テクノロジーは、新しい価値・需要・仕事を生みだす
――先ほどタクシーをハックするという言葉が出ましたが、今後はどのようなテクノロジーを導入していきたいと考えていらっしゃいますか。
理念である「移動で人を幸せに」は、A地点からB地点へ移動するという行動の意味合いも変えていきたいということも指しています。理想なのは、移動時間を認識させず、気づいたら目的地へ着いていたという「どこでもドア」のような体験を実現させたいです。たとえばVRを用いて、タクシーの移動時間中に海外の町並みの観光や英会話レッスンなどを体験いただく。また車内全面にシート型の液晶パネルを貼り映像を流せば、特別な体験にできます。実際に車内全面を液晶化する技術は海外で開発が進んでいるとのことですが、VRの難点である乗り物酔いが解消されると期待しています。ときには学術的なサポートもいただきつつ研究を重ね、移動体のためではない技術も、積極的に取り入れたいと考えているんです。
また業務効率の改善にも、テクノロジーを取り入れていきたいです。現在、行灯にレーダーを設置する計画も考えておりまして、走行時の様々な情報を取得し、自動運転やAI配車などへ反映させたいですね。AI配車が実現すると、タクシーの配車バランスが最適化され、お客さまが乗りたいときに乗れるという状態が生まれます。また、お客さまを効率よくキャッチアップするルートが算出されるため、乗務員もスキルのみに頼ることなく、乗車機会を逃すというリスクを軽減できます。過疎地で導入が始まっているタクシーの貨客混載も、生産性の向上につながることでしょう。
AIスピーカー向けのサービスは、シニアの方やITに慣れている次世代のお客さまを想定して開発を進めています。「今すぐに、ここへ来て」というリクエストに対応できるレベルまで叶えたい。未来のために、様々なことを試しています。
――テクノロジーが発展していくことで、たとえば乗務員の仕事がなくなってしまうのでは、といった懸念はありませんでしたか?

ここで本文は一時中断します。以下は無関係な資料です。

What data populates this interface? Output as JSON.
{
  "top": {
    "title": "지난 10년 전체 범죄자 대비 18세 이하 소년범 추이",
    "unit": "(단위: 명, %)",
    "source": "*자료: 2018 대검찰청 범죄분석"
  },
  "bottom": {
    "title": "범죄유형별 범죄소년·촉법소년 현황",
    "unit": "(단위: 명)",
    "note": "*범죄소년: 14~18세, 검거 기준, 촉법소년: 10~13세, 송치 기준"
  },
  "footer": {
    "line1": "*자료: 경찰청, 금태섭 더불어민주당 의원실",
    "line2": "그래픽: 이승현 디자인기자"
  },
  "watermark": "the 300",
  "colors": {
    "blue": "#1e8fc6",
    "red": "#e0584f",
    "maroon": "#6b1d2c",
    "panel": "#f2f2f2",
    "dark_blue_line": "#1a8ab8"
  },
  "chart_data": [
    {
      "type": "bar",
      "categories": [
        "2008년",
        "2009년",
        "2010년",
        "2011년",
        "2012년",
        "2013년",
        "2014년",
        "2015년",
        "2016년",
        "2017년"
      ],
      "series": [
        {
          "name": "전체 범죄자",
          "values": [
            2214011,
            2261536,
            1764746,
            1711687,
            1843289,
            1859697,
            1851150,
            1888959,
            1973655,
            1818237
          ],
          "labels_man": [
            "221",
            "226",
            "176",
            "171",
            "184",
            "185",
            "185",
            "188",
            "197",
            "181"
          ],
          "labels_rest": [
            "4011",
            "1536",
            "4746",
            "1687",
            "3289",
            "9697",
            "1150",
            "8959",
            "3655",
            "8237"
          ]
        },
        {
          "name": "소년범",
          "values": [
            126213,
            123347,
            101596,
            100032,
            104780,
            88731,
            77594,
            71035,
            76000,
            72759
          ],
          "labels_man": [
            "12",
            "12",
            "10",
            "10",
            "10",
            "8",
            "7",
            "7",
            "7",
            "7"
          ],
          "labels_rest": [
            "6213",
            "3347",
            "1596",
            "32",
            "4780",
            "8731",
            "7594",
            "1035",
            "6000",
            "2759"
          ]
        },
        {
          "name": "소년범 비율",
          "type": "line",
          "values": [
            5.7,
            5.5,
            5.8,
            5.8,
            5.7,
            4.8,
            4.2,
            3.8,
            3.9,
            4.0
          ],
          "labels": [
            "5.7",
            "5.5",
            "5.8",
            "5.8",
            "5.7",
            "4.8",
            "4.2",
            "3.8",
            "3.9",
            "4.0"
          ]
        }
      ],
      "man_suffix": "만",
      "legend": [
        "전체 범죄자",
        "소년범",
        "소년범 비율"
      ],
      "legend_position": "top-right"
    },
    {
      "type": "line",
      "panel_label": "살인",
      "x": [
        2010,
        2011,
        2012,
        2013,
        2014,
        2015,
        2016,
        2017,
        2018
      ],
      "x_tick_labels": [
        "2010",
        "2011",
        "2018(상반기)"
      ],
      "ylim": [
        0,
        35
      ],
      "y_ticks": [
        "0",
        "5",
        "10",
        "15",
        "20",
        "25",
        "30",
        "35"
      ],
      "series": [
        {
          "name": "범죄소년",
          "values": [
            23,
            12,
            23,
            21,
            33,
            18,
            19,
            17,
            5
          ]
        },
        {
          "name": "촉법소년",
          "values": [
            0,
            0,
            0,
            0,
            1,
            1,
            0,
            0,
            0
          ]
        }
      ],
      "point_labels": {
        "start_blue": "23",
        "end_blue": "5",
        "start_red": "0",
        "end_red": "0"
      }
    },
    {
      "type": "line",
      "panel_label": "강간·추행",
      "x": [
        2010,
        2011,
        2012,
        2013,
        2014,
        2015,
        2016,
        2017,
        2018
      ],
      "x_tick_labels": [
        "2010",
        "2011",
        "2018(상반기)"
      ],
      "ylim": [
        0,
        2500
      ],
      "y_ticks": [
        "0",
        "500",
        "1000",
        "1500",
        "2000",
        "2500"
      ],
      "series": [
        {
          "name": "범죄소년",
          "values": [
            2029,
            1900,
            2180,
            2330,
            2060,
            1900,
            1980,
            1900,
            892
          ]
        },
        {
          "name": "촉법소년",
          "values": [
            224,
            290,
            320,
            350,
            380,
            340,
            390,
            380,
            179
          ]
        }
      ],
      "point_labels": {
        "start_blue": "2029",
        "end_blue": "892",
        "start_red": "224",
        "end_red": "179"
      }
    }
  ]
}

私たちは、タクシードライバーではなくサービスを提供するという意味合いから乗務員と呼んでいます。今は安全に運転することがメインの業務ですが、将来的にはお客さまの乗車体験そのものに従事する移動のコンシェルジュのような存在になるでしょう。いずれ一般道は乗務員が運転し、高速道路は自動運転に切り替えるという使い分けが現実のものとなります。そのとき乗務員は、お客さまの乗車時間をプロデュースする立場になるのです。
現在も観光案内をするタクシーや、お年寄りやお体の不自由な方のためのサポートタクシー、お子さまの送迎を専門とするキッズタクシーはキャンセル待ちが出るほどの人気ぶりです。これらは移動だけでなくサービスを提供しているのであり、ますますニーズは増えていくと考えています。テクノロジーで「お客さまを探す、待つ」という時間から乗務員を解放し、より安全な運転、そして付加価値の高いサービスを提供する仕事へと変えていきたいです。
移動市場を変えていくテクノロジーを重視
――テクノロジーと資産を組み合わせることで、新しいサービスを展開してきたJapanTaxiの、今後の展望についてお教えください。

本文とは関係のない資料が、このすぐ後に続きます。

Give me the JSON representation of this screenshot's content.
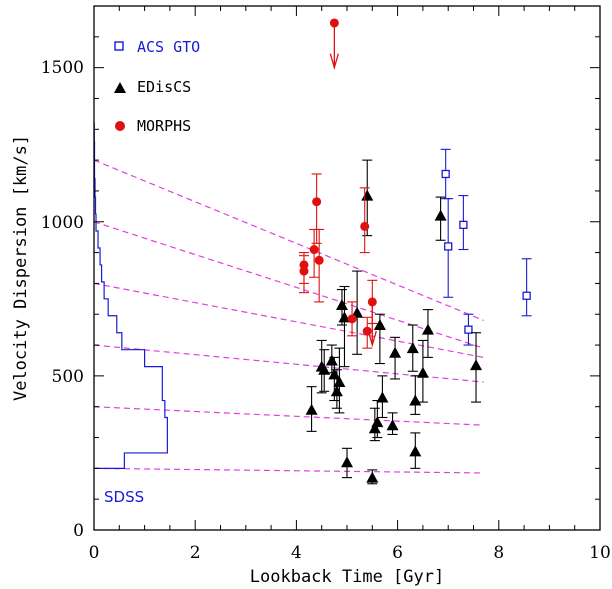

タクシーの歴史を振り返りますと、個人タクシーが許可され「個人タクシー業者」が営業を開始したのは、東京オリンピックが開催される少し前の1959年のことです。同様に、2020年へ向けた社会インフラの大きな変化は始まっています。私たちも、今からの2年間とオリンピック後を見据えて、タクシーが持つ可能性の拡大に尽力していきます。
そして私たちを突き動かすものは、タクシーだけでなく、移動のマーケット全体を楽しく豊かにし、新しい価値を提供していきたいという思いです。マーケティングコミュニケーションだけでなく、お客さまの乗車体験・移動にまつわる体験を変えられるかという視点で、テクノロジーを活用していきたいですね。同業他社の参入も市場の活性化につながりますし、把握しきれないほどのテクノロジーが誕生していますから、移動の未来はもっとおもしろいことになっていくと、私たちも期待しています。